Il fut forcé de remonter son col, car son écharpe était introuvable ; un voleur se cachait parmi eux. Drago ramassa la caméra qu’Harry lui avait offert à Noël, suspectant Harry d’avoir quelque chose derrière la tête. Il était toujours en train d’essayer de comprendre comment la faire fonctionner lorsque Teddy et Harry le prirent d’assaut, ce dernier ayant manifestement retrouvé son écharpe grise puisqu’elle se trouvait autour de son cou.

« Allez Drago, » s’écria Teddy, s’apprêtant déjà à sortir, tirant Harry derrière lui. Chacun d’eux tenaient leur balai en main.

Le soleil se levait lentement à l'horizon, et l'herbe dans l'arrière-cour d'Harry était gelée et couverte de givre, craquant légèrement lorsque Draco marchait dessus.

J’espère que ça va marcher, ou ma tante va me tuer sous les yeux de tout le monde, pensa Drago en commençant à filmer.

Si Drago n’avait pas déjà été très amoureux de Harry, il aurait succombé à cet instant. Harry expliquait à Teddy comment voler correctement ; s'arrêter, accélérer, faire demi-tour ou planer dans les airs, en gros bien plus qu'il n'avait besoin de savoir avant d’enfourcher un balai digne de ce nom pour la première fois.

Puis ils décollèrent, Harry se tenant toujours à proximité de Teddy en cas d'accident, tout en laissant suffisamment d'espace entre eux pour que Teddy puisse explorer le mécanisme du vol par lui-même. Son cousin était hésitant au début, s'assurant qu'il maitrisait les bases avant d'essayer d'aller plus vite ou de changer de direction sans ralentir. Il osa même se pencher pour toucher l'herbe alors qu'il volait près du sol.

Ils s’arrêtèrent au bout de quinze minutes, bien que Drago était persuadé qu’ils retourneraient voler dans l’après-midi. Peut-être même que se tiendrait un match de Quidditch de Noël à trois joueurs et avec la présence de son propre entraineur.

Dire à Harry qu’il avait été jaloux de Dubois avait probablement été l’une des choses les plus embarrassantes de sa vie, et il était heureux d’avoir été éméché lorsque cette conversation avait eu lieu pendant la fête de Noël de Flaquemare. Drago avait vu Dubois embrasser un homme et l’avait dit à Harry quand il était revenu à leur table. Sa maudite bouche jacassait encore et encore lorsque le cerveau de Drago avait réalisé ce qu’il venait juste d’avouer, Harry avait éclaté de rire. En fait, Dubois avait enfin commencé à sortir avec Percy Weasley en octobre après avoir été amoureux de son meilleur ami pendant près de dix ans.

Et maintenant, Drago allait passer Noël avec lui, l’ex petite-amie d’Harry, ainsi que ses meilleurs amis et tous les autres Weasley au Terrier.
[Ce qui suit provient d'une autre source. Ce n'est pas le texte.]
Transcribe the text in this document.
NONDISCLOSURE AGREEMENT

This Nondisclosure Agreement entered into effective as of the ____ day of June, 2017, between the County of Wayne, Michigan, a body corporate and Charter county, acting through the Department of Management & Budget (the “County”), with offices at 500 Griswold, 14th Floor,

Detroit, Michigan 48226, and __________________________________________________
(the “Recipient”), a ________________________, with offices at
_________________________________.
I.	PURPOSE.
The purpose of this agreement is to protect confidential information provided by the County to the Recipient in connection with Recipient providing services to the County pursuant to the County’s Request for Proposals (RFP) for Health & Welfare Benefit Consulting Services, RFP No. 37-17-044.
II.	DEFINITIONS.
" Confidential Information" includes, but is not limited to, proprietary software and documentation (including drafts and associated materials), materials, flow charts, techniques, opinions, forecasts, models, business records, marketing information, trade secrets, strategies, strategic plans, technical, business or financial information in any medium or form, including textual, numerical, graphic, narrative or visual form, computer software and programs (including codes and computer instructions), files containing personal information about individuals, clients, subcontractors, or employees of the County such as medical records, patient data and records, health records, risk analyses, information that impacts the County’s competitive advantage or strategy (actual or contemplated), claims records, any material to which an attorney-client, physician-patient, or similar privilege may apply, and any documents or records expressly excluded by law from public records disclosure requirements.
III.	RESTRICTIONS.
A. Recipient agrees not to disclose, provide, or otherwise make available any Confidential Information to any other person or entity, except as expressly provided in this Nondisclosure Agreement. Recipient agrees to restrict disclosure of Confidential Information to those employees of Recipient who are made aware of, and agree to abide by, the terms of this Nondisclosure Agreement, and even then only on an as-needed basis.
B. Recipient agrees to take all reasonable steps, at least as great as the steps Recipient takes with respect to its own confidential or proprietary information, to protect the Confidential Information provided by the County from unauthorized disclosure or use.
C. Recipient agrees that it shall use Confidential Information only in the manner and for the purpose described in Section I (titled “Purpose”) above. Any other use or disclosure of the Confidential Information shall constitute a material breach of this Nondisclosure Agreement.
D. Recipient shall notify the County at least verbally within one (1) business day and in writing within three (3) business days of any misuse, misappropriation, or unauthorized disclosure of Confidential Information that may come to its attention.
Tout cela alors que ce qu’il souhaitait réellement était rester au square Grimmaurd pour montrer avec précision à son petit ami à quel point il l’aimait – de préférence dans autant de pièces et de positions que possible.

« Tu aimes ton cadeau ? » demanda Harry alors qu’ils rentraient à l’intérieur.

« Ça pourrait être mieux, » répondit Drago. « Ses manières doivent être améliorées. »

Puis il attrapa l’extrémité de l'écharpe volée et attira Harry pour un baiser.

Draco avait obtenu tout ce qu'il souhaitait et bien plus encore.